Working an irregular shift pattern may be causing long-term damage to people’s memory and mental abilities, new research has shown.
Shift work can disrupt the body’s internal clock in a similar way to jet lag, and has been linked before to an increased risk of health problems such as heart problems and even some cancers.
However, scientists have now found a link between working shifts and a decline in brain function – especially among those whose shifts rotated between morning, afternoon and night.
In a study of 3,000 people living in France, scientists found that those who worked rotating shifts performed significantly worse in memory and cognitive speed tests than people who had worked regular hours.
The level of cognitive decline seen in people who worked irregular shifts for 10 years was equivalent to six and a half years’ worth of natural, age-related cognitive decline, said researchers from the universities of Toulouse and Swansea.
Precisely how shift work might have an impact on brain function is not fully understood.
Disruptions to the body clock – or circadian rhythm – are known to affect the body and the mind.

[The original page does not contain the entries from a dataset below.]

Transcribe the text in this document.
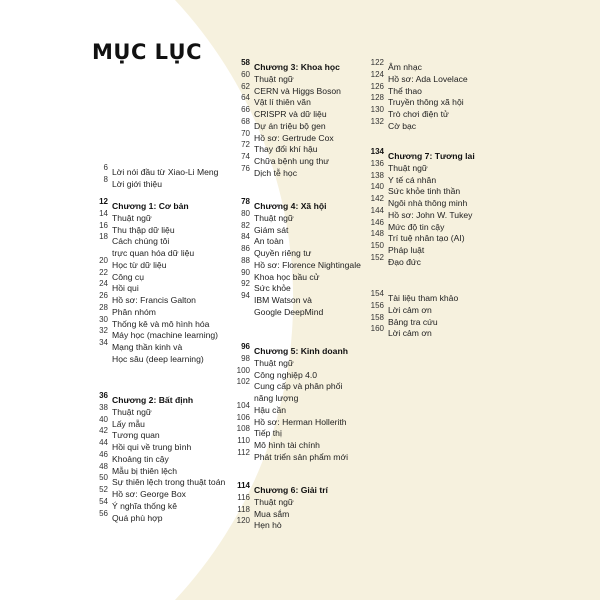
MỤC LỤC
6 Lời nói đầu từ Xiao-Li Meng
8 Lời giới thiệu
12 Chương 1: Cơ bản
14 Thuật ngữ
16 Thu thập dữ liệu
18 Cách chúng tôi
trực quan hóa dữ liệu
20 Học từ dữ liệu
22 Công cụ
24 Hồi qui
26 Hồ sơ: Francis Galton
28 Phân nhóm
30 Thống kê và mô hình hóa
32 Máy học (machine learning)
34 Mạng thần kinh và
Học sâu (deep learning)
36 Chương 2: Bất định
38 Thuật ngữ
40 Lấy mẫu
42 Tương quan
44 Hồi qui về trung bình
46 Khoảng tin cậy
48 Mẫu bị thiên lệch
50 Sự thiên lệch trong thuật toán
52 Hồ sơ: George Box
54 Ý nghĩa thống kê
56 Quá phù hợp
58 Chương 3: Khoa học
60 Thuật ngữ
62 CERN và Higgs Boson
64 Vật lí thiên văn
66 CRISPR và dữ liệu
68 Dự án triệu bộ gen
70 Hồ sơ: Gertrude Cox
72 Thay đổi khí hậu
74 Chữa bệnh ung thư
76 Dịch tễ học
78 Chương 4: Xã hội
80 Thuật ngữ
82 Giám sát
84 An toàn
86 Quyền riêng tư
88 Hồ sơ: Florence Nightingale
90 Khoa học bầu cử
92 Sức khỏe
94 IBM Watson và
Google DeepMind
96 Chương 5: Kinh doanh
98 Thuật ngữ
100 Công nghiệp 4.0
102 Cung cấp và phân phối
năng lượng
104 Hậu cần
106 Hồ sơ: Herman Hollerith
108 Tiếp thị
110 Mô hình tài chính
112 Phát triển sản phẩm mới
114 Chương 6: Giải trí
116 Thuật ngữ
118 Mua sắm
120 Hẹn hò
122 Âm nhạc
124 Hồ sơ: Ada Lovelace
126 Thể thao
128 Truyền thông xã hội
130 Trò chơi điện tử
132 Cờ bạc
134 Chương 7: Tương lai
136 Thuật ngữ
138 Y tế cá nhân
140 Sức khỏe tinh thần
142 Ngôi nhà thông minh
144 Hồ sơ: John W. Tukey
146 Mức độ tin cậy
148 Trí tuệ nhân tạo (AI)
150 Pháp luật
152 Đạo đức
154 Tài liệu tham khảo
156 Lời cảm ơn
158 Bảng tra cứu
160 Lời cảm ơn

People who regularly fly long-haul have been shown to suffer from poorer brain function, thought to be caused by the breakdown of some brain structures, caused by the over-production of stress hormones.
A similar mechanism may be occurring in people working alternating night and day shifts for a prolonged period of time.
It has also been suggested that night shift workers may be more susceptible to vitamin D deficiencies because of reduced exposure to sunlight. Vitamin D deficiency has been linked to impaired brain function by some studies.